Program czterech festiwalowych dni wypełniony był po same brzegi, a dźwięki dobiegające z pięciu festiwalowych scen pozwoliły zaspokoić nawet najbardziej wygłodniałe muzyki uszy. Mnogość artystów oraz przekrój stylistyczny od klasycznego rocka i metalu, przez ich bardziej elektroniczne czy core’owe odmiany, aż po najbardziej ekstremalne gatunki black i death metalu gwarantowały to, że każdy mógł znaleźć coś dla siebie. Zresztą, nawet odpoczywając chwilowo od scenicznych wyczynów, było na tyle dużo przestrzeni, żeby zakosztować bardziej „społecznej” części festiwalu. Pokazy filmów, prelekcje, sesje z autografami, wystawa zinów czy bogata oferta gastronomiczna z pewnością nie pozwoliła uczestnikom się nudzić.
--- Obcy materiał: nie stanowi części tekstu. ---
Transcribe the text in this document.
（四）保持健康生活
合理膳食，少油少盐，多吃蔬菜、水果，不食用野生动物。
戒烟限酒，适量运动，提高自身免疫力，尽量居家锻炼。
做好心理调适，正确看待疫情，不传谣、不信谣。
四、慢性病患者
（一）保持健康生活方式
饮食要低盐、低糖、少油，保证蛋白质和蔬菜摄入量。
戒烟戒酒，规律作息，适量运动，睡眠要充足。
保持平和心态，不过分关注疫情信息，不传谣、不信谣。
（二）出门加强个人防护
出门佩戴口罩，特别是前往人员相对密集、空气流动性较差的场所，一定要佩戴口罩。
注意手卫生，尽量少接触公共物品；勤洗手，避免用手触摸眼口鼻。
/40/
W porównaniu z zeszłoroczną edycją pojawiło się kilka nowości. Druga pod względem wielkości scena parkowa zyskała kształt hangaru (pół-walca). Ponadto, została otwarta już podczas pierwszego dnia „rozgrzewki” (warm up day), przez to line up był jeszcze bogatszy. Za sceną powstała strefa Chill out’u, gdzie przeniesiono stoiska handlowe i organizacji pozarządowych. Zorganizowano tam również dodatkowe miejsca, gdzie można było zjeść, wypić i odpocząć leżakując. Pasaż handlowy ustawiono pod dachami dużych namiotów, co jak sądzę okazało się zbawienne dla wystawców, bo pogoda w tym roku momentami potrafiła być kapryśna. Dodatkowo, ponad głowami publiczności zarówno głównej jak i parkowej sceny latały drony, które transmitowały obraz z koncertów na festiwalowe telebimy.
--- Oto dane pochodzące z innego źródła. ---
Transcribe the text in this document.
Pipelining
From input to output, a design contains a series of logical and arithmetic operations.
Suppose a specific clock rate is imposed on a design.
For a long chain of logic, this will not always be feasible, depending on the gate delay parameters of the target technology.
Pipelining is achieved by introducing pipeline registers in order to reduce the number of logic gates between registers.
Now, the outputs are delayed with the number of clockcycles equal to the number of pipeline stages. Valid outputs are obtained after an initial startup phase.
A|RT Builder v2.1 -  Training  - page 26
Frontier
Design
Najbardziej wciągające show tegorocznej edycji (w moim przekonaniu) zaliczył zespół Machine Head. Dzięki swojej charyzmie, muzycznej energii, a także płomiennej oprawie scenicznej. Amerykanie ze swoim groove metalem pożarli widownię żywcem. Równie dobry, niezwykle klimatyczny, a momentami nawet niepokojący występ dał szwajcarski Zeal & Ardor. Przeplatanie black metalowych elementów z dark blues’em a nawet soulem w ich spirytualistycznym wydaniu dało iście hipnotyzujący rezultat. Prawdziwie potężnego thrashowego łupniaka zaserwował natomiast niemiecki Kreator. Solidny metalowy wycisk, techniczna precyzja i jeszcze do tego mroczna oprawa wizualna złożyły się na mocarne widowisko.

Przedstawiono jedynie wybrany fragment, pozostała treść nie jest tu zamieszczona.